Joint work with Milton Jara (IMPA, Brazil) and Wioletta Ruszel (Utrecht University, Netherlands).

## The Flip-Murder process exhibits a kind of first order phase transition

### Alex Ramos

#### Federal University of Pernambuco, Brazil - This email address is being protected from spambots. You need JavaScript enabled to view it.

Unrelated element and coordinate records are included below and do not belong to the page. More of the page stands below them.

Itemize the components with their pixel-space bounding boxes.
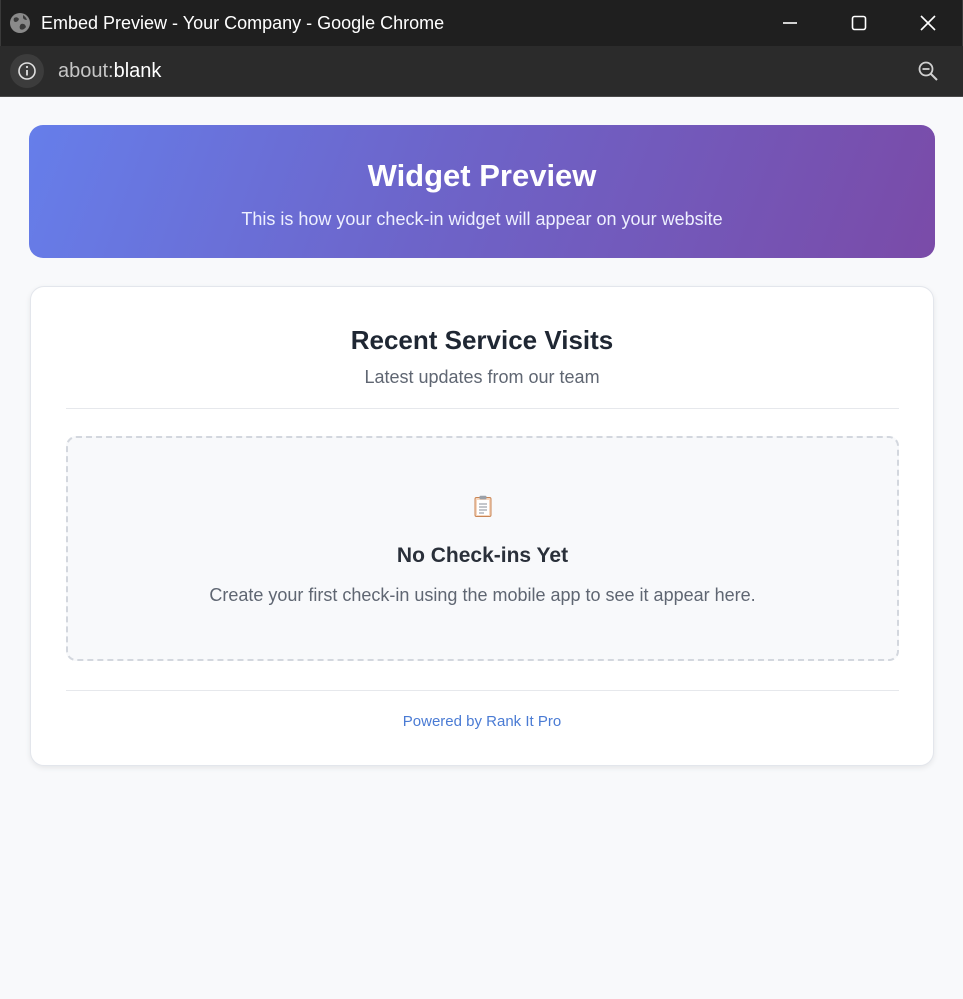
preview-header: Widget Preview This is how your check-in…	[29, 125, 935, 258]
empty-state: No Check-ins Yet Create your first check…	[66, 436, 899, 661]
clipboard-icon	[474, 495, 492, 517]
empty-state-title: No Check-ins Yet	[396, 544, 569, 567]
maximize-icon	[851, 15, 866, 31]
maximize-button[interactable]	[824, 0, 893, 46]
zoom-button[interactable]	[917, 60, 939, 82]
page-viewport: Widget Preview This is how your check-in…	[1, 97, 962, 999]
powered-by-link[interactable]: Powered by Rank It Pro	[31, 713, 933, 730]
url-scheme: about:	[58, 59, 114, 82]
window-controls	[755, 0, 962, 46]
globe-icon	[9, 12, 31, 34]
widget-title: Recent Service Visits	[350, 325, 614, 355]
window-title: Embed Preview - Your Company - Google Ch…	[41, 12, 445, 33]
info-icon	[18, 62, 36, 80]
widget-subtitle: Latest updates from our team	[364, 367, 600, 387]
site-info-button[interactable]	[10, 54, 44, 88]
page-title: Widget Preview	[367, 158, 597, 193]
address-bar: about:blank	[0, 46, 963, 97]
close-button[interactable]	[893, 0, 962, 46]
zoom-out-icon	[918, 61, 938, 81]
page-subtitle: This is how your check-in widget will ap…	[241, 209, 723, 229]
minimize-icon	[782, 22, 797, 24]
widget-card: Recent Service Visits Latest updates fro…	[30, 286, 934, 766]
url-field[interactable]: about:blank	[58, 60, 161, 83]
footer-divider	[66, 690, 899, 691]
close-icon	[919, 15, 936, 31]
url-host: blank	[113, 59, 162, 82]
minimize-button[interactable]	[755, 0, 824, 46]
browser-titlebar: Embed Preview - Your Company - Google Ch…	[0, 0, 963, 46]
divider	[66, 408, 899, 409]
empty-state-text: Create your first check-in using the mob…	[209, 585, 756, 605]
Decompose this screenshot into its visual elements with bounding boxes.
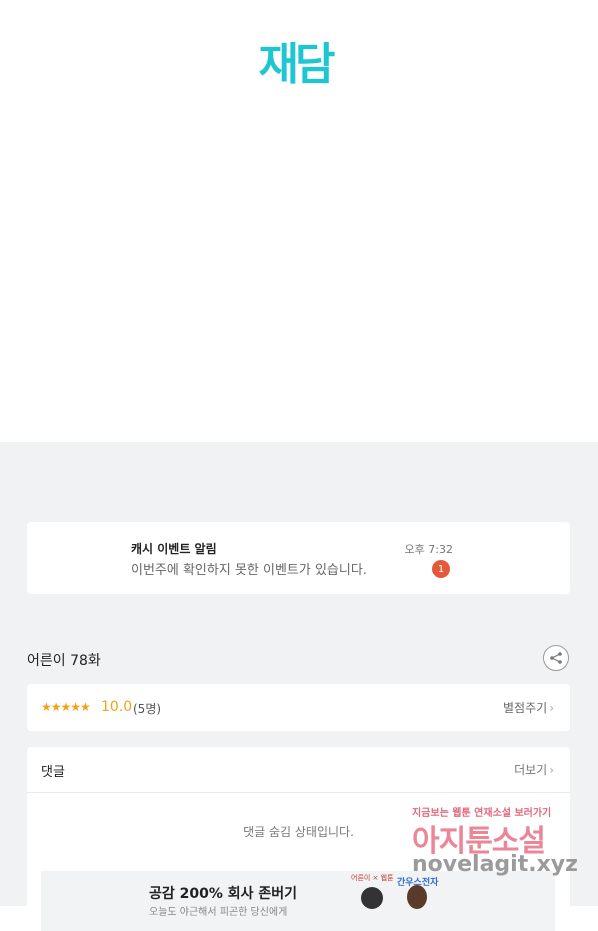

On the theory of interacting particle systems, the supposition that the set of particles does not change in the process of interaction is lore crystallized. This supposition, which we call constant-length, is not the only possible one. A. Toom and V. Malyshev[1,2] have considered another approximation, which we call variable-length. Here, we shall examine a random process motivated by this new paradigm. The process we have studied here and called Flip-Murder, it has discrete-time and its states are bi-infinite sequences, whose particles take only two values, denoted here as minus and plus. Our operator is a composition of the following two operators. The first operator, called flip, turns every minus into plus with probability $\beta$ independently from what happens at other places. The second operator, called murder, acts in the following way: whenever a plus is a left neighbor of a minus, this plus disappears with probability $\alpha$ independently from what happens at other places. We prove that our process exhibits regions of ergodicity and non-ergodicity on the parameter space; a kind of first order phase transition and an invariant measure whose density of plus is less than one. Moreover, we have performed some numerical investigations.

[1] MALYSHEV, V. A. Quantum grammars. Journal of Mathematical Physics, v.41, n.7, p. 4508-4520, 2000.

[2] TOOM, A. Non-ergodicity in a 1-D particle process with variable length. Journal of Statistical Physics, v. 115, n. 3-4, p. 895-924, 2004.

Joint work with L. T. Costa(Rural Federal University of Pernambuco).